Gestartet wurde in vier Kategorien: Laufrad – zwei bis drei Jahre sowie vier bis sechs Jahre und Roller – sieben bis zehn Jahre. In der Kategorie „Rollator“ durften Teilnehmer zwischen 65 und 100 Jahren an den Start gehen. „Jüngster“ Teilnehmer war hier Reinhard Müller, der gemeinsam mit Erika Herling einen „Doppeldecker“ auf die Strecke brachte – Müller schob, während Herling es sich auf der Sitzfläche des Rollators gemütlich machen konnte.

Eierlaufen und Dosenwerfen

Wer gerade nicht auf oder an der Strecke zu tun hatte, konnte sich an den aufgebauten Ständen bei Kaffee, Kuchen, Bratwurst und Kaltgetränken erfrischen  – oder Kraft für den Start tanken. Erst, als alle Rennen abgeschlossen waren, wurden dann auch die anderen Attraktionen des Vormittags – Eierlaufen, Dosen- und Ringewerfen – ausgeführt. Alle Beteiligten hatten sichtlich Freude an diesem ungewöhnlichen Dorfwettbewerb, konnte Silke Klezath-Ottke befriedigt feststellen. „Wir sind angesprochen worden, dass wir das Laufrad-gegen-Rollator-Rennen auch im nächsten Jahr stattfinden lassen sollen – aber mit einer neuen Alterskategorie: 40 bis 64 Jahre!“

Das freut besonders die diesjährigen Gewinnerinnen und Gewinner.
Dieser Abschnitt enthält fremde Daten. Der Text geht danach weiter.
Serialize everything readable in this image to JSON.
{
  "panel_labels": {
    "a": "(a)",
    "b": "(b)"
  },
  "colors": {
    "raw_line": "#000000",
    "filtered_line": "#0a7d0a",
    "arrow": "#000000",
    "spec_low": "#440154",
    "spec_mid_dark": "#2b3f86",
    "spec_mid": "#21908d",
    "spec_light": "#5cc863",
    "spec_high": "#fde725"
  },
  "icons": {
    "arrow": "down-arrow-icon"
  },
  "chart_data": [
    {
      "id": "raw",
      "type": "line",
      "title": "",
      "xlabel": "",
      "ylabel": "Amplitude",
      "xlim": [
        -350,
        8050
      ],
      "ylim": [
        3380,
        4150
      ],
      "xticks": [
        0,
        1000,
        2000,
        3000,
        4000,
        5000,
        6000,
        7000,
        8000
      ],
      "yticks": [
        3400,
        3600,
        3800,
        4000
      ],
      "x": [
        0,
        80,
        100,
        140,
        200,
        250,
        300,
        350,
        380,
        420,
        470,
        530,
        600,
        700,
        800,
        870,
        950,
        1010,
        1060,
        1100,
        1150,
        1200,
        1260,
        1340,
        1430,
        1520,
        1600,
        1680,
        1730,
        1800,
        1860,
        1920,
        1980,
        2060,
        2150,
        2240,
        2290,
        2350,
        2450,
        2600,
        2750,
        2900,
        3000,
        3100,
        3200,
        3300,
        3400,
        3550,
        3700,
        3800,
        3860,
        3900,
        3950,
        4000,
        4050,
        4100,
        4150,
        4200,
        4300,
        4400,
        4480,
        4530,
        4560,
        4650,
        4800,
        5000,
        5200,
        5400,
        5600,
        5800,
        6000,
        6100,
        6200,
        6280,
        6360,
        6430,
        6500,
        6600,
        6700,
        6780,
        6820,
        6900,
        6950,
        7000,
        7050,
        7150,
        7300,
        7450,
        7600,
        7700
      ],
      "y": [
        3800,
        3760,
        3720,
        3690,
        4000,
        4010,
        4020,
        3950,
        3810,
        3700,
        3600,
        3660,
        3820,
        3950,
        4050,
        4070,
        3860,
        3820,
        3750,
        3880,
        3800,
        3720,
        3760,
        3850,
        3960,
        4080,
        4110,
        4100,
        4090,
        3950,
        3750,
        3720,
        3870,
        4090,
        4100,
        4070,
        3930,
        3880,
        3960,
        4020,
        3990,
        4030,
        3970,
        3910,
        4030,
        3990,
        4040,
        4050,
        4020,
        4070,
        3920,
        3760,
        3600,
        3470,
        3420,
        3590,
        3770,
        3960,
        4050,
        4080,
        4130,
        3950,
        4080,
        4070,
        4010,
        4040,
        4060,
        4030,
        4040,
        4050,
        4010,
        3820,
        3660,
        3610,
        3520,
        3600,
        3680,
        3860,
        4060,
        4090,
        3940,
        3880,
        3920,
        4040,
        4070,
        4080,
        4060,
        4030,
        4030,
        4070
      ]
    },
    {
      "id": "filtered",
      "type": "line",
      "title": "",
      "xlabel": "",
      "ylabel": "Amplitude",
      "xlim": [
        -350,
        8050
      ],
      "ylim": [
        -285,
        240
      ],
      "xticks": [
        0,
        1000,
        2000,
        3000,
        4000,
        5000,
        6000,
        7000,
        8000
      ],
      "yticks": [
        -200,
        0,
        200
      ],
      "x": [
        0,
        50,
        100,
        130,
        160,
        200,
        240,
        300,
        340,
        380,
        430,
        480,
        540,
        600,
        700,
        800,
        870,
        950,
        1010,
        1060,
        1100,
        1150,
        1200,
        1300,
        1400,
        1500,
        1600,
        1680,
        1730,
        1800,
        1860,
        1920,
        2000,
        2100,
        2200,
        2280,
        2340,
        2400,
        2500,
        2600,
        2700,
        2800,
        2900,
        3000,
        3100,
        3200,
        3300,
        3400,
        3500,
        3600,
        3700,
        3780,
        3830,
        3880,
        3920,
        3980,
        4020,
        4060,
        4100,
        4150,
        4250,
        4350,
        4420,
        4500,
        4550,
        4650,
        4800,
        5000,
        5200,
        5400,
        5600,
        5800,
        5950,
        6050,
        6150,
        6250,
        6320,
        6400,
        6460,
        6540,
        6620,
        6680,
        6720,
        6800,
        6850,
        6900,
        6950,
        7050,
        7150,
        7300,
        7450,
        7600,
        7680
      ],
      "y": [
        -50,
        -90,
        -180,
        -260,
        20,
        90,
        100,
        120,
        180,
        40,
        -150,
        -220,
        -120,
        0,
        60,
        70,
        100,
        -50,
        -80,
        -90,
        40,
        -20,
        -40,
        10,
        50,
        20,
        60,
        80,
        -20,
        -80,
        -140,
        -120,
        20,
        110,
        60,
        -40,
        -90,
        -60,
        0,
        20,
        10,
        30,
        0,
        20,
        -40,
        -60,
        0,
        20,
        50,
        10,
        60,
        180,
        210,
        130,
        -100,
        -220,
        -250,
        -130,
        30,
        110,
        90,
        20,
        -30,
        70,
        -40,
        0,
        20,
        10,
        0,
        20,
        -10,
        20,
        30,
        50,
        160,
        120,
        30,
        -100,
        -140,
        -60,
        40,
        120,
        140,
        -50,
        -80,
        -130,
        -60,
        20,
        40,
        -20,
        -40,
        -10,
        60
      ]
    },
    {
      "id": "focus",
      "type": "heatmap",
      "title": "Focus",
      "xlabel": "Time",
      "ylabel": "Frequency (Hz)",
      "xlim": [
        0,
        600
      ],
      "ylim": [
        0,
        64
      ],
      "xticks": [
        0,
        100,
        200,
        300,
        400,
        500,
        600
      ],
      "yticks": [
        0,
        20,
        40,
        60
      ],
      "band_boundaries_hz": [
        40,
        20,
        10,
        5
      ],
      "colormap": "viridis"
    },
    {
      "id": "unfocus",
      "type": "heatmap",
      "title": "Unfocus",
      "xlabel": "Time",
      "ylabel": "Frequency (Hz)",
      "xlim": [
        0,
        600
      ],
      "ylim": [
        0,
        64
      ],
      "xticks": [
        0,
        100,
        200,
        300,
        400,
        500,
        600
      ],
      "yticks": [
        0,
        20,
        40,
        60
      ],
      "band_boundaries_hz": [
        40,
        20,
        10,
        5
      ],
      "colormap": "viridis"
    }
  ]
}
In der Laufrad-Kategorie zwei bis drei Jahre siegte Ilja, bei den Vier- bis Sechsjährigen war Jasper der Schnellste gewesen, und bei den Sieben- bis Zehnjährigen (in der Kategorie Roller) hatte Lars die Nase vorn gehabt. Bei den Rollator-Rennfahrerinnen siegte Giesela Ottke souverän.

Nachmittag im Hasenhotel

Die schnellsten Kinder dürfen sich nun über einen Abenteuer-Nachmittag im Hasenhotel Pennigbüttel inklusive Picknick freuen. Aber auch alle anderen Kinder gingen nicht mit leeren Händen nach Hause: „Jedes teilnehmende Kind bekommt einen kleinen Gewinn“, versichert Kristin Klezath.